Comparing subcontractor quotes, evaluating alternate scenarios and adapting to scope changes are vital functions where spreadsheets can’t keep pace with a specialized software solution
Product Manager – B2W Software
Competitive estimating is the starting point for most heavy construction projects, and building winning bids with more speed and accuracy is the first thing most contractors think about when they consider making the switch from spreadsheets to specialized software to manage their estimates. The advantages provided by software, however, extend beyond the original bid.
Evaluating subcontractor and vendor quotes, presenting and reviewing various scenarios, and adapting to changes in scope are all areas where specialized software can help subcontractors and the general contractors that manage them become more agile and effective.
When general contractors choose subs through a competitive bidding process, a module within the estimating software can send RFQs to subcontractors and vendors automatically and then assist in a methodical analysis of the submitted quotes. General contractors can select the lowest bidder or split the work among multiple bidders to get the lowest possible package price. The software also makes it easier to make cost comparisons when they are evaluating the option to self-perform various aspects of a project or sub them out to other contractors.
“The estimating software saves a significant amount of time when it comes to quote comparison,” confirms Shawn Blanchard, a project manager and estimator at Pennsylvania sitework contractor Brubacher Excavating. “You can actually solicit to your vendors or subcontractors for pricing one time, and the software puts it in a parallel system. That allows for you to assess, de-scope and actually do the comparison through the system. I find it to be a very good feature.”
For subcontractors, an original RFQ and estimate may only be a starting point. General contractors frequently want to see several options for how subcontractors could perform and price work, according to Sean Firth, senior estimator and business development manager at Soletanche Bachy - Canada (formerly Bermingham Foundations). That’s a key reason his company, which completes pile foundation, excavation and shoring, marine construction and other specialized foundation work throughout North America, switched from spreadsheets to specialized estimating software.
“What we can do easily now that we couldn’t do with Excel is run different scenarios – run duplicate estimates,” Firth explains. “We can easily run an alternate scenario or five or six alternate scenarios, adding or removing items and seeing our margins and risk live. We now do this in minutes or, for extremely complex bids, just hours, and that is very important to us.”
The experience has been similar for Michelle Kirk, operations coordinator for Toronto based demolition specialist Priestly Demolition. “The software gives us a lot of flexibility as a subcontractor to show a lump sum at the beginning and then break out the various options as we negotiate with the general contractor on how the job could be completed,” says Kirk. “We can look at different options very quickly and test our margins with various markup percentages.”
Similarly, Kirk and Firth say that adapting original bids to reflect changes in the job scope is also an everyday requirement.
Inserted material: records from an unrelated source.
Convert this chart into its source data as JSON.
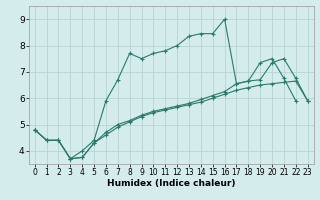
{
  "xlabel": "Humidex (Indice chaleur)",
  "bg_color": "#d4ecec",
  "grid_color": "#b8d4d4",
  "line_color": "#2a7a6a",
  "xlim": [
    -0.5,
    23.5
  ],
  "ylim": [
    3.5,
    9.5
  ],
  "xticks": [
    0,
    1,
    2,
    3,
    4,
    5,
    6,
    7,
    8,
    9,
    10,
    11,
    12,
    13,
    14,
    15,
    16,
    17,
    18,
    19,
    20,
    21,
    22,
    23
  ],
  "yticks": [
    4,
    5,
    6,
    7,
    8,
    9
  ],
  "series1_x": [
    0,
    1,
    2,
    3,
    4,
    5,
    6,
    7,
    8,
    9,
    10,
    11,
    12,
    13,
    14,
    15,
    16,
    17,
    18,
    19,
    20,
    21,
    22
  ],
  "series1_y": [
    4.8,
    4.4,
    4.4,
    3.7,
    4.0,
    4.4,
    5.9,
    6.7,
    7.7,
    7.5,
    7.7,
    7.8,
    8.0,
    8.35,
    8.45,
    8.45,
    9.0,
    6.55,
    6.65,
    7.35,
    7.5,
    6.75,
    5.9
  ],
  "series2_x": [
    0,
    1,
    2,
    3,
    4,
    5,
    6,
    7,
    8,
    9,
    10,
    11,
    12,
    13,
    14,
    15,
    16,
    17,
    18,
    19,
    20,
    21,
    22,
    23
  ],
  "series2_y": [
    4.8,
    4.4,
    4.4,
    3.7,
    3.75,
    4.3,
    4.6,
    4.9,
    5.1,
    5.3,
    5.45,
    5.55,
    5.65,
    5.75,
    5.85,
    6.0,
    6.15,
    6.3,
    6.4,
    6.5,
    6.55,
    6.6,
    6.65,
    5.9
  ],
  "series3_x": [
    0,
    1,
    2,
    3,
    4,
    5,
    6,
    7,
    8,
    9,
    10,
    11,
    12,
    13,
    14,
    15,
    16,
    17,
    18,
    19,
    20,
    21,
    22,
    23
  ],
  "series3_y": [
    4.8,
    4.4,
    4.4,
    3.7,
    3.75,
    4.3,
    4.7,
    5.0,
    5.15,
    5.35,
    5.5,
    5.6,
    5.7,
    5.8,
    5.95,
    6.1,
    6.25,
    6.55,
    6.65,
    6.7,
    7.35,
    7.5,
    6.75,
    5.9
  ]
}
Replacing spreadsheets with specialized estimating software has allowed them to do that faster and more efficiently.
Compatibility is another issue. When a general contractor and a subcontractor are using specialized estimating software, the transfer of data is smoother. When they both use the same software, it’s even easier.
Traffic and Lighting Systems, LLC, is essentially an electrical services company, according to president Larry Butler. While many similar companies stick with spreadsheets or choose a niche software for that specialty, his team opted for one of the leading estimating platforms used by heavy highway contractors.
“We serve as a subcontractor for highway and bridge construction companies for about 80 percent of the traffic signalization, lighting and smart transportation projects we complete throughout Oklahoma, Arkansas, Kansas, Missouri and Texas,” Butler explains. “Compatibility with what they use made sense. On the estimating side, it really helps us with the unit price bidding that accounts for the majority of our work.”